Let me ask you a question. How much time do you spend enjoying the great Maine outdoors? Would you say it is 0.006 percent of your time? For me, it is a lot more. And probably for you, too.
But Maine’s Department of Inland Fisheries and Wildlife represents just 0.006 percent of the total state budget. From a $6 billion budget, this agency spends only $37 million. And therein lies a very big problem. Consider the agency’s mission:
To preserve, protect and enhance the inland fisheries and wildlife resources of the state; to encourage the wise use of these resources; to ensure coordinated planning for the future use and preservation of these resources; and to provide for effective management of these resources.
That’s right. Every critter, every bird, every fish, the habitat they need, the uses we make of them, their future sustainability — is worth only 0.006 percent of the state budget, as far as our governors and legislators are concerned. Indeed, over the years, their lack of concern for this agency and its mission has been discouraging.
And it gets worse, because if you don’t buy one of the agency’s licenses or permits or registrations, you contribute nothing to this critically important mission.
I recently received a financial report on the revenues and expenditures of Maine’s Fish and Wildlife Department for Fiscal Year 2014, from July 1, 2013 to June 30, 2014. The agency received nearly $36 million from 55 revenue sources and spent more than $37 million in its seven divisions. This is what jumped out at me.
In Fiscal Year 2014, the Maine Warden Service spent $857,689 more than the Fisheries and Wildlife Divisions combined. And 60 percent of all the revenue DIF&W raised in Maine went to law enforcement. This is not an appropriate allocation of funding or spending, in my opinion. We spend more on law enforcement than we spend on all the work on fisheries and wildlife including species management, habitat enhancement and protection, and hatcheries.
The agency’s major sources of funding come from the sale of licenses and permits. Fishing licenses, permits and fees brought in $5.3 million. Hunting licenses, permits and fees raised $4.7 million. Combination hunting and fishing licenses, favored by many sportsmen, brought in $4.5 million. And other sporting permits and licenses raised a little more than $900,000.
The moose lottery is another major source of funding, raising nearly $1.8 million. Moose lottery money had declined over recent years to $1.4 million in 2010, so it’s nice to see it rebounding a bit. I continue to believe DIF&W ought to be spending more of this money on moose management and research.
Registrations of recreational vehicles continues to be a major source of funding for the agency. Boat registrations brought in $2.2 million, ATV registrations $1.4 million, and snowmobile registrations $880,000.

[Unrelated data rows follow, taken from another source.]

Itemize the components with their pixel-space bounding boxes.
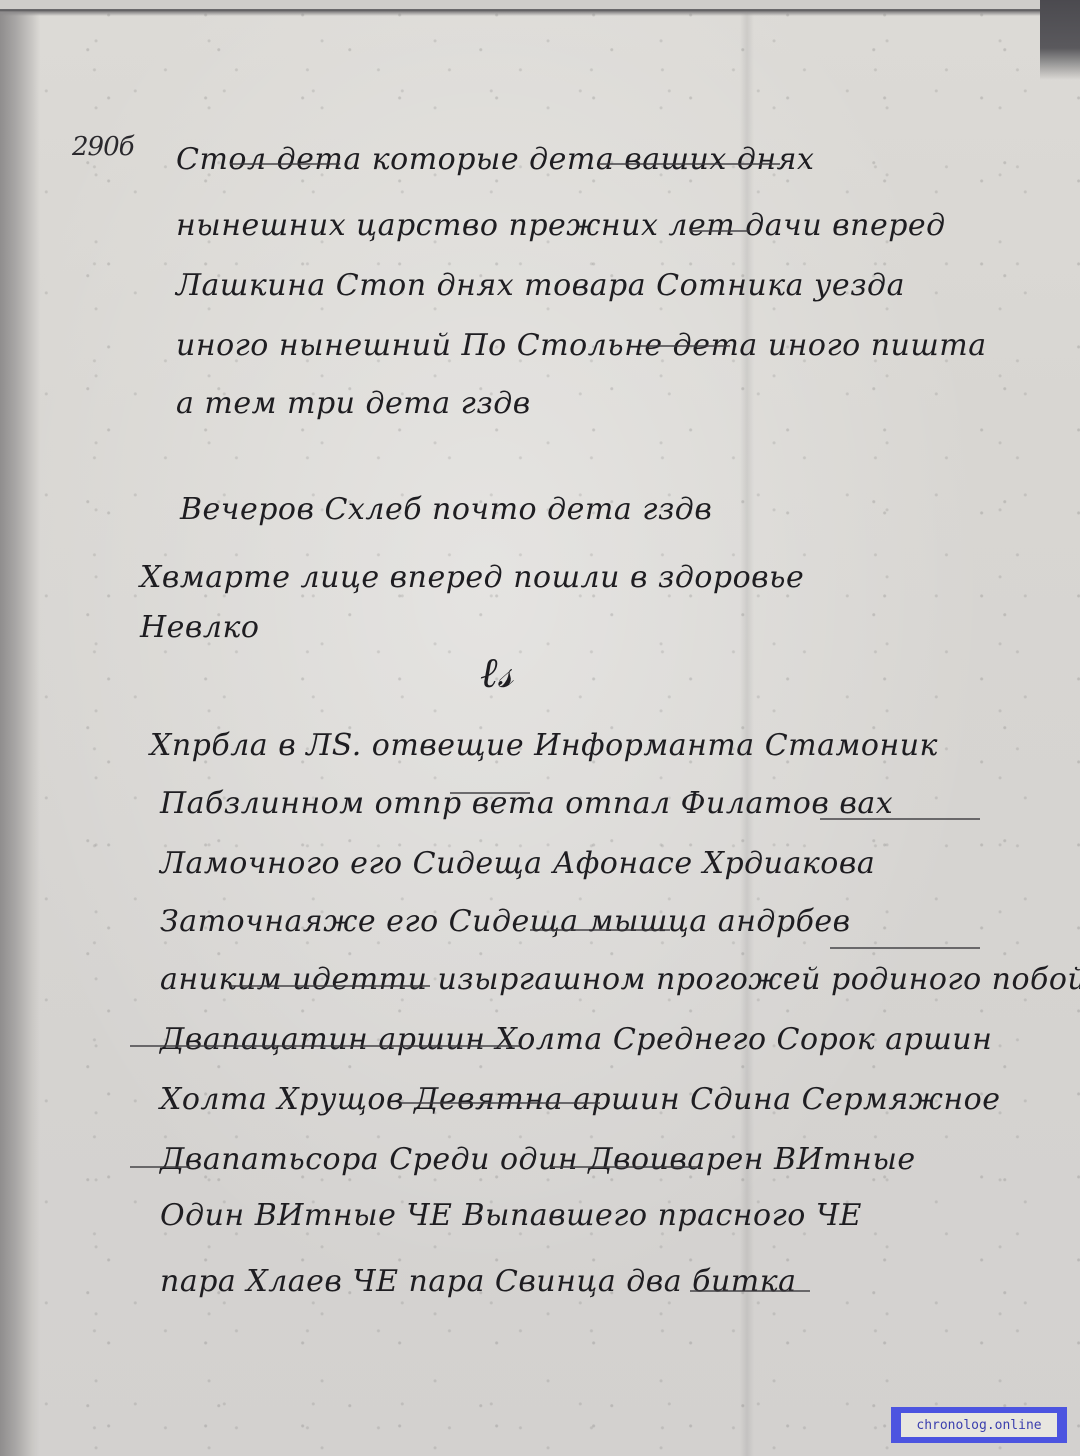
ink-underline [230, 163, 340, 165]
manuscript-page: 290б Стол дета которые дета ваших днях н… [0, 0, 1080, 1456]
watermark-text: chronolog.online [901, 1413, 1057, 1437]
corner-shadow [1040, 0, 1080, 80]
manuscript-line: Один ВИтные ЧЕ Выпавшего прасного ЧЕ [160, 1196, 1020, 1236]
ink-underline [690, 230, 750, 232]
folio-number: 290б [72, 132, 134, 162]
manuscript-line: Двапатьсора Среди один Двоиварен ВИтные [160, 1140, 1020, 1180]
ink-underline [230, 985, 430, 987]
manuscript-line: а тем три дета гздв [176, 384, 1036, 424]
ink-underline [550, 1166, 700, 1168]
manuscript-line: Ламочного его Сидеща Афонасе Хрдиакова [160, 844, 1020, 884]
ink-underline [130, 1166, 190, 1168]
ink-underline [600, 163, 780, 165]
manuscript-line: нынешних царство прежних лет дачи вперед [176, 206, 1036, 246]
manuscript-line: аниким идетти изыргашном прогожей родино… [160, 960, 1020, 1000]
manuscript-line: Холта Хрущов Девятна аршин Сдина Сермяжн… [160, 1080, 1020, 1120]
ink-underline [530, 929, 670, 931]
ink-underline [820, 818, 980, 820]
manuscript-line: Хвмарте лице вперед пошли в здоровье [140, 558, 1000, 598]
watermark-badge: chronolog.online [891, 1407, 1067, 1443]
ink-underline [690, 1290, 810, 1292]
ink-underline [400, 1102, 600, 1104]
ink-underline [130, 1045, 520, 1047]
manuscript-line: Стол дета которые дета ваших днях [176, 140, 1036, 180]
ink-underline [640, 345, 730, 347]
manuscript-line: иного нынешний По Стольне дета иного пиш… [176, 326, 1036, 366]
manuscript-line: Двапацатин аршин Холта Среднего Сорок ар… [160, 1020, 1020, 1060]
manuscript-line: Заточнаяже его Сидеща мышца андрбев [160, 902, 1020, 942]
manuscript-line: Невлко [140, 608, 1000, 648]
ink-underline [830, 947, 980, 949]
manuscript-line: Лашкина Стоп днях товара Сотника уезда [176, 266, 1036, 306]
binding-shadow [0, 0, 40, 1456]
section-separator-flourish: ℓ𝓈 [480, 648, 513, 698]
manuscript-line: пара Хлаев ЧЕ пара Свинца два битка [160, 1262, 1020, 1302]
manuscript-line: Хпрбла в ЛS. отвещие Информанта Стамоник [150, 726, 1010, 766]
paper-top-edge [0, 0, 1080, 16]
ink-underline [450, 792, 530, 794]
manuscript-line: Вечеров Схлеб почто дета гздв [180, 490, 1040, 530]
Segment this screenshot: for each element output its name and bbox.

Federal funds also are a significant source of revenue, bringing in nearly $10.3 million in FY 14. Most of that money comes from excise taxes on guns and hunting and fishing equipment. Most of the agency’s funding went to Wildlife Management, $8.1 million, Fisheries and Hatcheries, $6.1 million, and the Warden Service, $15.1 million. Because federal funds can’t be spent on law enforcement, all of the Warden Service’s money has to come from state funds.
I was very proud of our Warden Service recently, as I read Kate Flora’s book, “Death Dealer.” It recounts how our game wardens and their dogs helped bring a serial killer to justice in New Brunswick about 10 years ago. Lt. Pat Dorian led the group of wardens, along with volunteers from the Maine Search and Rescue Dogs group that traveled to New Brunswick in 2012 and 2013, with their dogs, to search for the body of Maria Tanasichuk. Any poll I’ve ever seen has rated game wardens very highly, especially for their search and rescue work.
But the fact is, the Warden Service is strangling fish and wildlife management. And I don’t see any remedy, unless you — yes, you — demand that our governor and Legislature start funding Maine’s Department of Inland Fisheries and Wildlife at a more realistic level. I don’t expect the agency will ever get a percentage of the state budget that mirrors the time we spend enjoying Maine wildlife and the great outdoors, but we must do better than we’re doing today.
Perhaps you could devote 0.006 percent of your time in the next few months to helping us convince legislators to increase funding for Maine’s Department of Inland Fisheries and Wildlife. That would be just 8 minutes a day — a brief call to your state senator and representative. Tell them to read this column.